Corentin terá a sua experiência escolar afetada pela repentina ausência dos amigos que pertencem a famílias culturalmente mais próximas da sua experiência social. O contato com seus outros amigos da escola, que são filhos de imigrantes, será marcado por tensões que preocupam os pais. É o caso quando chega em casa dizendo que todos na classe acreditam em Deus e que ele precisará fazê-lo também. Os pais passam a temer pelo bem-estar e integridade do filho na escola. Seu pai é mais indignado, indagando também a respeito de uma inversão de valores na escola pública republicana. 

Uma personagem bastante afetada pela presença de novos sujeitos na escola é a professora Delamarre (Baya Kasmi). Ela tem todos os receios de não ser politicamente correta no tratamento dos alunos e na busca de um modo apropriado para referir-se à identidade cultural sem ferir suscetibilidades. Adota, na verdade, uma forma ininteligível de comunicação.  O diretor da escola, Bensallah (Ramzy Bedia), em contraste, é bem direto e age sem razoabilidade pedagógica. O que vai se constituindo na narrativa do filme é a perda de referências para a escola diante da presença de novos sujeitos. 



Luta de Classes é um filme bastante interessante exatamente porque tece seus personagens em uma trama em que todos os conceitos envolvidos não parecem muito seguros para determinar os caminhos para uma sociedade multicultural realmente democrática. Há uma cena em que os sobreviventes músicos de Amadeus 77 tocam para uma plateia sem interesse, formada por imigrantes sem teto. Há uma pretensão de radicalismo político que não consegue tocá-los, quando o desejável era oferecer uma visão crítica da sociedade francesa e das suas exclusões. Perguntamos, então: Qual política influencia hoje os excluídos? 
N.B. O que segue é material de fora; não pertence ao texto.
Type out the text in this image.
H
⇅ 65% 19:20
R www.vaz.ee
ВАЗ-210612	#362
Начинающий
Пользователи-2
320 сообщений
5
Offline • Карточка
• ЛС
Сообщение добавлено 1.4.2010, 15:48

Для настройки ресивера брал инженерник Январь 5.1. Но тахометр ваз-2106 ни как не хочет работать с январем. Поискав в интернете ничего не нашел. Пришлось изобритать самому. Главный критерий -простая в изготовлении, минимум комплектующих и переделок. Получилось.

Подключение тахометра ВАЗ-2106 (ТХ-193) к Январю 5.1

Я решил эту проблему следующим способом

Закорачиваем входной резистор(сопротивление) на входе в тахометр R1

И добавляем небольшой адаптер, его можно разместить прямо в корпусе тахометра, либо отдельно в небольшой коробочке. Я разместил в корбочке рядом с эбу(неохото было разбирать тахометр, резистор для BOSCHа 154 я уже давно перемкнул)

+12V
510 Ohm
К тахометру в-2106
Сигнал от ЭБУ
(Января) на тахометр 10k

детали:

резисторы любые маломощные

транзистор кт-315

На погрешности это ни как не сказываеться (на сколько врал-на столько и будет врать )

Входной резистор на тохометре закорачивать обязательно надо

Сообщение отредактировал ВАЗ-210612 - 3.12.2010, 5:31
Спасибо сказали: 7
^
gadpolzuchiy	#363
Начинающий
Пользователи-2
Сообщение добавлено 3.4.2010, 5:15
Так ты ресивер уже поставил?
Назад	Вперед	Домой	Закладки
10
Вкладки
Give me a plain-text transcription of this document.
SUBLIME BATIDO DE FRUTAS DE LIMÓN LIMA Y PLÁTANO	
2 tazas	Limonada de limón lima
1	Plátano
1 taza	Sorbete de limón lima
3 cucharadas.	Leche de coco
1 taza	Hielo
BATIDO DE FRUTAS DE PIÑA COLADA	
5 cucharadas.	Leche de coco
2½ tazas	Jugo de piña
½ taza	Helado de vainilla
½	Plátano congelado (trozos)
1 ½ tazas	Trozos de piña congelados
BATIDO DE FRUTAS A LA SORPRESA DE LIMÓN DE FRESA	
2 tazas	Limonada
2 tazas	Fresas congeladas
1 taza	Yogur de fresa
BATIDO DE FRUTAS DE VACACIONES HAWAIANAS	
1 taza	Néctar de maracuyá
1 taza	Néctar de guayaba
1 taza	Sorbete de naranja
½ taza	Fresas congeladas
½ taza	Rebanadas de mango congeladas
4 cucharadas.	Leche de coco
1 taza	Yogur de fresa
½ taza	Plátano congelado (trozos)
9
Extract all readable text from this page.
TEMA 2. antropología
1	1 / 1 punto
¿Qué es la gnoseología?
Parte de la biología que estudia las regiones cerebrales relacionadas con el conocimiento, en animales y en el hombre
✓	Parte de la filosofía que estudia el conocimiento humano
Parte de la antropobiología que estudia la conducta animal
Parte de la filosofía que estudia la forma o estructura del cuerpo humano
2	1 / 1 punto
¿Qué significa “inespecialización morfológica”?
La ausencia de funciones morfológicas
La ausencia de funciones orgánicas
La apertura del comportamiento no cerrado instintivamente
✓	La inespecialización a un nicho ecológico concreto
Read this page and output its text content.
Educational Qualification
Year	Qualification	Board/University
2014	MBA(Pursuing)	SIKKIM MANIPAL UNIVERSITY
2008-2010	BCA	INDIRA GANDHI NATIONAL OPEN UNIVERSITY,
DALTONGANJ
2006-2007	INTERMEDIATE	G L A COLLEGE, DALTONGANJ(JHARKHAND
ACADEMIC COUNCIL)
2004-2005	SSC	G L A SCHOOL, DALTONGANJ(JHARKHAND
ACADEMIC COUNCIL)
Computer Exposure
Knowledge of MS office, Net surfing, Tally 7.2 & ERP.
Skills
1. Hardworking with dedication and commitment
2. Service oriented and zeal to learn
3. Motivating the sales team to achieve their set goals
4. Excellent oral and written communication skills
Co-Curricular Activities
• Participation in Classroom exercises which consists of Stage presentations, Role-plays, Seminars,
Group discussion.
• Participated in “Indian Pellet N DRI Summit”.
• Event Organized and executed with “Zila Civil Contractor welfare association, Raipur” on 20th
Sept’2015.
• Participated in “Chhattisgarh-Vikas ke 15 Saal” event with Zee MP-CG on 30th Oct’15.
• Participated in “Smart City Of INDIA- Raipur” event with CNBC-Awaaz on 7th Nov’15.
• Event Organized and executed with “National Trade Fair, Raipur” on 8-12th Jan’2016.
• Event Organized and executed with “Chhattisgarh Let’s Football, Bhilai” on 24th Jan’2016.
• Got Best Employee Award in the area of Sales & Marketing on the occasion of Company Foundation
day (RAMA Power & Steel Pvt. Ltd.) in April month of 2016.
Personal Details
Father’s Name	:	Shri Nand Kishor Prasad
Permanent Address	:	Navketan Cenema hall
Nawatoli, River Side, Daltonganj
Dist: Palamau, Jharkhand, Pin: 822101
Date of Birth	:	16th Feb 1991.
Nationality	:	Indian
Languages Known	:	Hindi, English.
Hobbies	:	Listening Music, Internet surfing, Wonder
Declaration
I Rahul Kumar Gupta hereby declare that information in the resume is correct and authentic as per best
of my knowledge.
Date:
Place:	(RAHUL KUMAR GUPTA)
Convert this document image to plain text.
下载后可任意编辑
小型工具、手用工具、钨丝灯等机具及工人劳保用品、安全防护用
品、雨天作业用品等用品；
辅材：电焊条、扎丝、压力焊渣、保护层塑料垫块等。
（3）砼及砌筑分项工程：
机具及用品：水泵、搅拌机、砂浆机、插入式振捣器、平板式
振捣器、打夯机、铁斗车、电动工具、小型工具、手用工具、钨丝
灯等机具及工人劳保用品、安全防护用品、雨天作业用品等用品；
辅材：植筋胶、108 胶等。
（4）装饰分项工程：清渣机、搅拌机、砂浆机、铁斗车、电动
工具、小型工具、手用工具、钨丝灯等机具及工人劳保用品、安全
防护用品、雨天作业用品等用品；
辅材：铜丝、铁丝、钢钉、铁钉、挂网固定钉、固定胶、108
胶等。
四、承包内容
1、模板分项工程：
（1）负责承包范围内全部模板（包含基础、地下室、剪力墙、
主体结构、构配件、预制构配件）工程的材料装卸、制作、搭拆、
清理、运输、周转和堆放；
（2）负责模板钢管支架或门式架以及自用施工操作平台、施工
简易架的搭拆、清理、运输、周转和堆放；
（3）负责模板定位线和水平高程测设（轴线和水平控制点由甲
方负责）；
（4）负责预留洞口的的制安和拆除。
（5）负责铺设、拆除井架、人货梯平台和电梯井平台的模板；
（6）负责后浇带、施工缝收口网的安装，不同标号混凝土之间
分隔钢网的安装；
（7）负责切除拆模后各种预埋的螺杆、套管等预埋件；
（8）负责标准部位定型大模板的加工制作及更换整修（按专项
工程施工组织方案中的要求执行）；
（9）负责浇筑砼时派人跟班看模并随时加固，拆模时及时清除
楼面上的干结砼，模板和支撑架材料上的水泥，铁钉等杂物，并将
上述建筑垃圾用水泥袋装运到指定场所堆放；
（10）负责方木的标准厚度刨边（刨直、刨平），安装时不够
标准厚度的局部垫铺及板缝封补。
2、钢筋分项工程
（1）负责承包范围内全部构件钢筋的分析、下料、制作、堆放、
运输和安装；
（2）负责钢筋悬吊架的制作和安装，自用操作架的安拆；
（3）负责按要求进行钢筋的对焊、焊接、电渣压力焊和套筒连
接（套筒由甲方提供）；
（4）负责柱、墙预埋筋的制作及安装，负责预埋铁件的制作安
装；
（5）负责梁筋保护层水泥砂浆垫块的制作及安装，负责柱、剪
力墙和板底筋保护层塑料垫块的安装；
Os personagens de Luta de Classes vivem em uma situação cética devido aos desvios pós-modernos que sofrem. Sofia, no trabalho, recebe uma promoção porque parece interessante para o escritório uma advogada de origem árabe atuando em algumas causas. A situação é desconcertante para ela. Paulo tem um trabalho intermitente e por isso é quem está mais presente na escola do filho. Ao lado das mães dos outros alunos, vive com desconforto a situação de gênero “invertida”. Luta de Classes provoca um pensamento sobre o próprio destino das instituições formadas pelo tripé do mundo moderno, inclusive a escola: o eurocentrismo, a branquidade e o falocentrismo. 

Estamos diante de uma nova formação cultural, globalizada, que precisa de conceitos e práticas também renovados para enfrentar seus desafios. O próprio título do filme remete a uma ambiguidade: Qual luta de classes? Paul, de forma imprevisível e aflitiva, conhece o ex-namorado de Sofia. Ele é pai de uma menina da mesma turma de Corentin. Uma família muçulmana. Ele revela para Paul que, sob condições modestas de existência, não tem alternativas à escola pública.  Por princípio político, tampouco Paul gostaria de deixar a escola pública. Quais sentidos poderiam aproximar de modo mais garantido as diferenças, saindo dos impasses que agora abrigam o encontro cultural? 


Quando deixei o cinema, com as questões provocadas pelo filme, um episódio interessante ocorreu, que vale a pena expor também, como uma experiência do cinema em uma época que se quer impor o “pensamento único”. Era o domingo da redação do ENEM. Ao abrir o celular, vi que no Facebook já se discutia o tema, recebido com polêmica, sobre democratizar o acesso ao cinema. Sem vacilar admiti que era um tema importante, mas vi que algumas pessoas receberam com desconfiança. Não existem outras urgências? 

O cinema é uma das vozes do mundo contemporâneo. Ele também nos fala, mas seu alcance é bastante seletivo. Nas salas de cinema dos shoppings, assistimos no Brasil todo, basicamente, o mesmo filme. Por outro lado, para assistir Luta de Classes, precisei me deslocar entre a zona norte e a zona sul da cidade do Rio de Janeiro. Minhas alunas de Pedagogia, na UFRRJ, sequer vão ter notícias do filme, uma obra audiovisual muito interessante para as nossas aulas de Teoria do Currículo e Estudos Culturais. A luta de classes ainda é um conceito válido, mas precisamos pensar se sabemos reconhecer todos os seus territórios – essa é a questão contemporânea que nos coloca à prova.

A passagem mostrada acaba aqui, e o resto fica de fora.